Created attachment 1017162 [details] Zoomed in graph of the vim broker memory usage This graph is zoomed in and we can see clearly that we see the last miq_fault_tolerant_vim "on_disconnect" (and only "on_connect thereafter) occurs at 19:15:24, memory stays relatively stable but then at 19:30:55, we see VIRT memory start to rise as reported by top. Note, it looks like my appliance has a 15 minute tcp retries timeout, see below: http://stackoverflow.com/questions/5907527/application-control-of-tcp-retransmission-on-linux " tcp_retries2 - INTEGER The default value of 15 yields a hypothetical timeout of 924.6 seconds and is a lower bound for the effective timeout. TCP will effectively time out at the first RTO which exceeds the hypothetical timeout." # cat /proc/sys/net/ipv4/tcp_retries2 15
Other findings: 1) we see "[Handsoap::Fault]: Handsoap::Fault { :code => 'ServerFaultCode', :reason => 'A specified parameter was not correct." error many times around the "last" time we see the miq_fault_tolerant_vim try to disconnect (2015-04-20T19:15:24.095238) 2) We see many Handsoap::Fault errors like above A total of 9497 Handsoap::Fault in evm.log-20150421. Of which 9494 are 'A specified parameter was not correct.' Handsoap::Fault errors. Many thousands are before 20T19:15:24.

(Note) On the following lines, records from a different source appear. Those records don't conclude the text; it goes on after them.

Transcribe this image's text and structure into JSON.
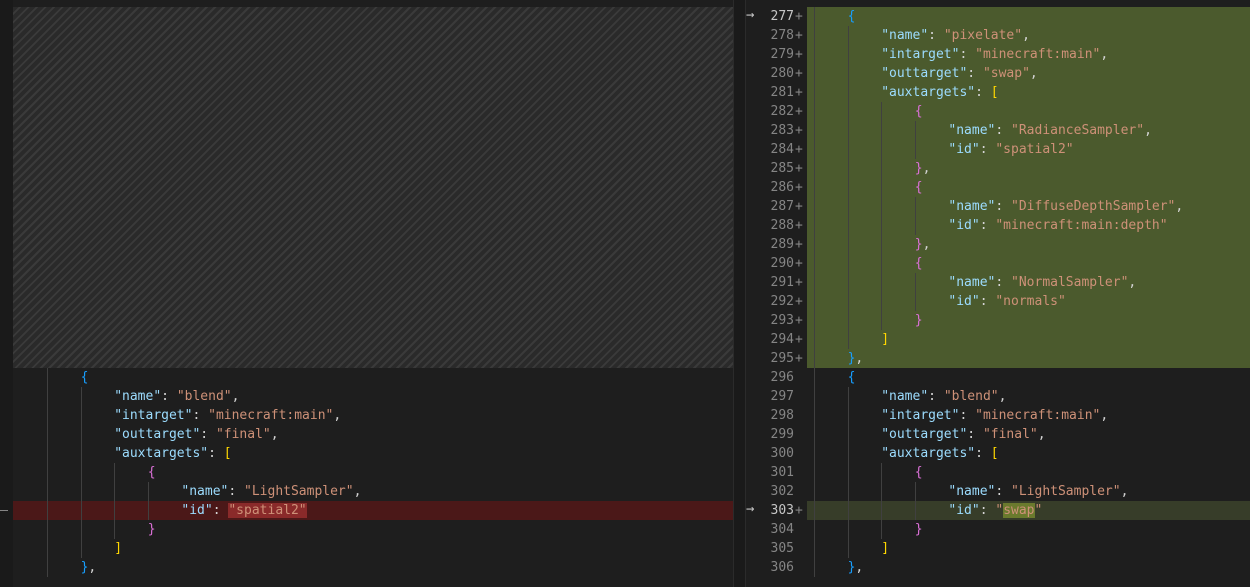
{
  "left_pane": {
    "lines": [
      {
        "indent": 2,
        "segments": [
          {
            "t": "{",
            "c": "b1"
          }
        ]
      },
      {
        "indent": 3,
        "segments": [
          {
            "t": "\"name\"",
            "c": "k"
          },
          {
            "t": ": ",
            "c": "p"
          },
          {
            "t": "\"blend\"",
            "c": "s"
          },
          {
            "t": ",",
            "c": "p"
          }
        ]
      },
      {
        "indent": 3,
        "segments": [
          {
            "t": "\"intarget\"",
            "c": "k"
          },
          {
            "t": ": ",
            "c": "p"
          },
          {
            "t": "\"minecraft:main\"",
            "c": "s"
          },
          {
            "t": ",",
            "c": "p"
          }
        ]
      },
      {
        "indent": 3,
        "segments": [
          {
            "t": "\"outtarget\"",
            "c": "k"
          },
          {
            "t": ": ",
            "c": "p"
          },
          {
            "t": "\"final\"",
            "c": "s"
          },
          {
            "t": ",",
            "c": "p"
          }
        ]
      },
      {
        "indent": 3,
        "segments": [
          {
            "t": "\"auxtargets\"",
            "c": "k"
          },
          {
            "t": ": ",
            "c": "p"
          },
          {
            "t": "[",
            "c": "b2"
          }
        ]
      },
      {
        "indent": 4,
        "segments": [
          {
            "t": "{",
            "c": "b3"
          }
        ]
      },
      {
        "indent": 5,
        "segments": [
          {
            "t": "\"name\"",
            "c": "k"
          },
          {
            "t": ": ",
            "c": "p"
          },
          {
            "t": "\"LightSampler\"",
            "c": "s"
          },
          {
            "t": ",",
            "c": "p"
          }
        ]
      },
      {
        "indent": 5,
        "deleted": true,
        "segments": [
          {
            "t": "\"id\"",
            "c": "k"
          },
          {
            "t": ": ",
            "c": "p"
          },
          {
            "t": "\"spatial2\"",
            "c": "s",
            "hl": "del"
          }
        ]
      },
      {
        "indent": 4,
        "segments": [
          {
            "t": "}",
            "c": "b3"
          }
        ]
      },
      {
        "indent": 3,
        "segments": [
          {
            "t": "]",
            "c": "b2"
          }
        ]
      },
      {
        "indent": 2,
        "segments": [
          {
            "t": "}",
            "c": "b1"
          },
          {
            "t": ",",
            "c": "p"
          }
        ]
      }
    ]
  },
  "right_pane": {
    "lines": [
      {
        "num": "277",
        "marker": "+",
        "inserted": true,
        "arrow": true,
        "indent": 2,
        "segments": [
          {
            "t": "{",
            "c": "b1"
          }
        ]
      },
      {
        "num": "278",
        "marker": "+",
        "inserted": true,
        "indent": 3,
        "segments": [
          {
            "t": "\"name\"",
            "c": "k"
          },
          {
            "t": ": ",
            "c": "p"
          },
          {
            "t": "\"pixelate\"",
            "c": "s"
          },
          {
            "t": ",",
            "c": "p"
          }
        ]
      },
      {
        "num": "279",
        "marker": "+",
        "inserted": true,
        "indent": 3,
        "segments": [
          {
            "t": "\"intarget\"",
            "c": "k"
          },
          {
            "t": ": ",
            "c": "p"
          },
          {
            "t": "\"minecraft:main\"",
            "c": "s"
          },
          {
            "t": ",",
            "c": "p"
          }
        ]
      },
      {
        "num": "280",
        "marker": "+",
        "inserted": true,
        "indent": 3,
        "segments": [
          {
            "t": "\"outtarget\"",
            "c": "k"
          },
          {
            "t": ": ",
            "c": "p"
          },
          {
            "t": "\"swap\"",
            "c": "s"
          },
          {
            "t": ",",
            "c": "p"
          }
        ]
      },
      {
        "num": "281",
        "marker": "+",
        "inserted": true,
        "indent": 3,
        "segments": [
          {
            "t": "\"auxtargets\"",
            "c": "k"
          },
          {
            "t": ": ",
            "c": "p"
          },
          {
            "t": "[",
            "c": "b2"
          }
        ]
      },
      {
        "num": "282",
        "marker": "+",
        "inserted": true,
        "indent": 4,
        "segments": [
          {
            "t": "{",
            "c": "b3"
          }
        ]
      },
      {
        "num": "283",
        "marker": "+",
        "inserted": true,
        "indent": 5,
        "segments": [
          {
            "t": "\"name\"",
            "c": "k"
          },
          {
            "t": ": ",
            "c": "p"
          },
          {
            "t": "\"RadianceSampler\"",
            "c": "s"
          },
          {
            "t": ",",
            "c": "p"
          }
        ]
      },
      {
        "num": "284",
        "marker": "+",
        "inserted": true,
        "indent": 5,
        "segments": [
          {
            "t": "\"id\"",
            "c": "k"
          },
          {
            "t": ": ",
            "c": "p"
          },
          {
            "t": "\"spatial2\"",
            "c": "s"
          }
        ]
      },
      {
        "num": "285",
        "marker": "+",
        "inserted": true,
        "indent": 4,
        "segments": [
          {
            "t": "}",
            "c": "b3"
          },
          {
            "t": ",",
            "c": "p"
          }
        ]
      },
      {
        "num": "286",
        "marker": "+",
        "inserted": true,
        "indent": 4,
        "segments": [
          {
            "t": "{",
            "c": "b3"
          }
        ]
      },
      {
        "num": "287",
        "marker": "+",
        "inserted": true,
        "indent": 5,
        "segments": [
          {
            "t": "\"name\"",
            "c": "k"
          },
          {
            "t": ": ",
            "c": "p"
          },
          {
            "t": "\"DiffuseDepthSampler\"",
            "c": "s"
          },
          {
            "t": ",",
            "c": "p"
          }
        ]
      },
      {
        "num": "288",
        "marker": "+",
        "inserted": true,
        "indent": 5,
        "segments": [
          {
            "t": "\"id\"",
            "c": "k"
          },
          {
            "t": ": ",
            "c": "p"
          },
          {
            "t": "\"minecraft:main:depth\"",
            "c": "s"
          }
        ]
      },
      {
        "num": "289",
        "marker": "+",
        "inserted": true,
        "indent": 4,
        "segments": [
          {
            "t": "}",
            "c": "b3"
          },
          {
            "t": ",",
            "c": "p"
          }
        ]
      },
      {
        "num": "290",
        "marker": "+",
        "inserted": true,
        "indent": 4,
        "segments": [
          {
            "t": "{",
            "c": "b3"
          }
        ]
      },
      {
        "num": "291",
        "marker": "+",
        "inserted": true,
        "indent": 5,
        "segments": [
          {
            "t": "\"name\"",
            "c": "k"
          },
          {
            "t": ": ",
            "c": "p"
          },
          {
            "t": "\"NormalSampler\"",
            "c": "s"
          },
          {
            "t": ",",
            "c": "p"
          }
        ]
      },
      {
        "num": "292",
        "marker": "+",
        "inserted": true,
        "indent": 5,
        "segments": [
          {
            "t": "\"id\"",
            "c": "k"
          },
          {
            "t": ": ",
            "c": "p"
          },
          {
            "t": "\"normals\"",
            "c": "s"
          }
        ]
      },
      {
        "num": "293",
        "marker": "+",
        "inserted": true,
        "indent": 4,
        "segments": [
          {
            "t": "}",
            "c": "b3"
          }
        ]
      },
      {
        "num": "294",
        "marker": "+",
        "inserted": true,
        "indent": 3,
        "segments": [
          {
            "t": "]",
            "c": "b2"
          }
        ]
      },
      {
        "num": "295",
        "marker": "+",
        "inserted": true,
        "indent": 2,
        "segments": [
          {
            "t": "}",
            "c": "b1"
          },
          {
            "t": ",",
            "c": "p"
          }
        ]
      },
      {
        "num": "296",
        "marker": "",
        "indent": 2,
        "segments": [
          {
            "t": "{",
            "c": "b1"
          }
        ]
      },
      {
        "num": "297",
        "marker": "",
        "indent": 3,
        "segments": [
          {
            "t": "\"name\"",
            "c": "k"
          },
          {
            "t": ": ",
            "c": "p"
          },
          {
            "t": "\"blend\"",
            "c": "s"
          },
          {
            "t": ",",
            "c": "p"
          }
        ]
      },
      {
        "num": "298",
        "marker": "",
        "indent": 3,
        "segments": [
          {
            "t": "\"intarget\"",
            "c": "k"
          },
          {
            "t": ": ",
            "c": "p"
          },
          {
            "t": "\"minecraft:main\"",
            "c": "s"
          },
          {
            "t": ",",
            "c": "p"
          }
        ]
      },
      {
        "num": "299",
        "marker": "",
        "indent": 3,
        "segments": [
          {
            "t": "\"outtarget\"",
            "c": "k"
          },
          {
            "t": ": ",
            "c": "p"
          },
          {
            "t": "\"final\"",
            "c": "s"
          },
          {
            "t": ",",
            "c": "p"
          }
        ]
      },
      {
        "num": "300",
        "marker": "",
        "indent": 3,
        "segments": [
          {
            "t": "\"auxtargets\"",
            "c": "k"
          },
          {
            "t": ": ",
            "c": "p"
          },
          {
            "t": "[",
            "c": "b2"
          }
        ]
      },
      {
        "num": "301",
        "marker": "",
        "indent": 4,
        "segments": [
          {
            "t": "{",
            "c": "b3"
          }
        ]
      },
      {
        "num": "302",
        "marker": "",
        "indent": 5,
        "segments": [
          {
            "t": "\"name\"",
            "c": "k"
          },
          {
            "t": ": ",
            "c": "p"
          },
          {
            "t": "\"LightSampler\"",
            "c": "s"
          },
          {
            "t": ",",
            "c": "p"
          }
        ]
      },
      {
        "num": "303",
        "marker": "+",
        "modified": true,
        "arrow": true,
        "indent": 5,
        "segments": [
          {
            "t": "\"id\"",
            "c": "k"
          },
          {
            "t": ": ",
            "c": "p"
          },
          {
            "t": "\"",
            "c": "s"
          },
          {
            "t": "swap",
            "c": "s",
            "hl": "ins"
          },
          {
            "t": "\"",
            "c": "s"
          }
        ]
      },
      {
        "num": "304",
        "marker": "",
        "indent": 4,
        "segments": [
          {
            "t": "}",
            "c": "b3"
          }
        ]
      },
      {
        "num": "305",
        "marker": "",
        "indent": 3,
        "segments": [
          {
            "t": "]",
            "c": "b2"
          }
        ]
      },
      {
        "num": "306",
        "marker": "",
        "indent": 2,
        "segments": [
          {
            "t": "}",
            "c": "b1"
          },
          {
            "t": ",",
            "c": "p"
          }
        ]
      }
    ]
  },
  "glyphs": {
    "arrow": "→"
  },
  "colors": {
    "inserted_bg": "#4b5a2d",
    "deleted_bg": "#4b1818",
    "key": "#9cdcfe",
    "string": "#ce9178"
  }
}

Rich, I can send you any logs or graphs you may need to help. At this point, we're trying unsuccessfully to recreate this issue with MiqVimBrokerClient/MiqVimBrokerServer combination locally on our appliance. Any thoughts what we can try next? Jason is suspecting we might be hitting a broker deadlock but clearly just running this broker over night with a single vsphere causes several CLOSE_WAITs (hundreds) and VIRT memory doubles from 1000m to 2000m. We'd like to narrow it down outside of the full worker setup but haven't had any luck yet.
Created attachment 1017697 [details] 2015-04-22T19-58-34_zoomed_out (all time samples)
Created attachment 1017698 [details] 2015-04-22T19-58-34_zoomed_in (1 hour before and 2 hours after last good vim broker client connect)
Did you run with SyncDebug?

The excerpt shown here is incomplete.